Alberts entered the room first. It was a large bedroom, dominated by a canopy bed. The Right Honorable the Lord Walbine, twelfth baron of that name, was lying quietly in the center of that bed in a fresh pool of his own blood. Sometime within the past ten minutes his throat had been neatly sliced from clavicle to clavicle.
TWO — THE MORNING
Art in the blood is liable to take the strangest forms.
— Sherlock Holmes
Benjamin Barnett opened his Morning Herald, folded it in half, and propped it against the toast rack. "There's been another one," he said, peering down at the closely printed column as he cracked his first soft-boiled egg.
"Eh?" Professor James Moriarty looked up from his breakfast. "Another what?"
"Murder," Barnett said. "Another 'mysterious killing among the gentry,' " he read with evident satisfaction.
"Don't look so pleased," Moriarty said. "It might lead one to suspect that you had done it yourself."
" 'The third outrage in as many weeks,' according to the Herald" Barnett said, tapping the headline with his egg spoon. "The police are baffled."
"If we are to believe the newspapers," Moriarty remarked, "the police are always baffled. Except when inspector Gregson expects an early arrest.' Sometimes the police are 'baffled' and 'expect an early arrest' in the same paragraph. I can only wish that you journalists had a wider selection of descriptive phrases to choose from. It would certainly add an element of suspense to newspaper reading that is now grievously lacking."

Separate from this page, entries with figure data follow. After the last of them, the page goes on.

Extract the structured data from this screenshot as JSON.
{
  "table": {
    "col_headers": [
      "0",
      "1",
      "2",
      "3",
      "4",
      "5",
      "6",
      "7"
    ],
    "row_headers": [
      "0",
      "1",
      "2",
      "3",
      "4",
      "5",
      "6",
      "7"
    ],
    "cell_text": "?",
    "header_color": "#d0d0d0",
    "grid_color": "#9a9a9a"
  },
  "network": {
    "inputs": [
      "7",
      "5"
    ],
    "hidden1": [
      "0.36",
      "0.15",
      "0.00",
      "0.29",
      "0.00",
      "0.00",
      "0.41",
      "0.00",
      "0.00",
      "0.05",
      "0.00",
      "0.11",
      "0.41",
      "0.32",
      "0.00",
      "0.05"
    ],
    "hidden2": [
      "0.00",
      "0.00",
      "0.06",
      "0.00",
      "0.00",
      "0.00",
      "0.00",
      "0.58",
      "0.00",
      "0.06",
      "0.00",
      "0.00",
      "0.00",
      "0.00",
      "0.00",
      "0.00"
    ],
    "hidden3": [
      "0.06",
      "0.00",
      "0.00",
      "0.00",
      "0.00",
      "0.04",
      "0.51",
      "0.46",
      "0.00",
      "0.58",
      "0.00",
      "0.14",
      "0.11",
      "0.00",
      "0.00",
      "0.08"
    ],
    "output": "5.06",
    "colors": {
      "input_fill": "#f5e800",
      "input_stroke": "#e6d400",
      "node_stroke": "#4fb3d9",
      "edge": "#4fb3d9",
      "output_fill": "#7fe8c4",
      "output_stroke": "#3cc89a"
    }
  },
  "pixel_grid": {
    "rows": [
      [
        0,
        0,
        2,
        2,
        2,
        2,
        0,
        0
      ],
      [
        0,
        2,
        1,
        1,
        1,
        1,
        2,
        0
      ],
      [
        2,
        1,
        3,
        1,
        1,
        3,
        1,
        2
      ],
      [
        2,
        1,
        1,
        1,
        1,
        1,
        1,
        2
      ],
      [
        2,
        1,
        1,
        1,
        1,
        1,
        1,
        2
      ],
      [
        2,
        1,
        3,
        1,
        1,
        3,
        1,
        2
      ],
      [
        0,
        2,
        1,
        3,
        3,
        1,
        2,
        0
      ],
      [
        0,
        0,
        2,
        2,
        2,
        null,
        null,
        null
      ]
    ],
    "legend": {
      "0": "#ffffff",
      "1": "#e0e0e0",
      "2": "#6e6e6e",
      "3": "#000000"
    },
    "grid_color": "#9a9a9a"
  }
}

"There's enough suspense in this story to keep even you happy," Barnett said. "A police constable broke down the victim's bedroom door, which was locked from the inside, to find him lying on his bed in a pool of his own blood, with his throat so deeply cut that the head was almost severed and the blood still flowing from the gaping wound in his neck. How's that for suspense?"
Moriarty sighed and shook his head. Taking off his pince-nez glasses to polish them with his linen napkin, he focused his water-gray eyes myopically on Barnett across the table. "Actually it's quite distressing," he said.
"How's that, Professor?"
Moriarty held up the thick paperbound volume that rested beside his plate. "This came in the first post this morning," he said. "It is the quarterly journal of the British Astro-Physical Society. There is more of mystery and suspense in these twelve-score pages than in ten years' worth of the Morning Herald."
"That may be, Professor," Barnett said, "but your average newspaper reader is not interested in what's happening on Mars, but in what's happening in Chelsea. He'd rather have a mysterious murder than a mysterious nebulosity any time."
"You are probably right," Moriarty said, laying the journal aside and replacing his pince-nez glasses on the bridge of his nose. "There is, nonetheless, some small comfort, some slight gleam of hope for the future of the human race that can be derived from current scientific theory. I read my journals and they comfort me."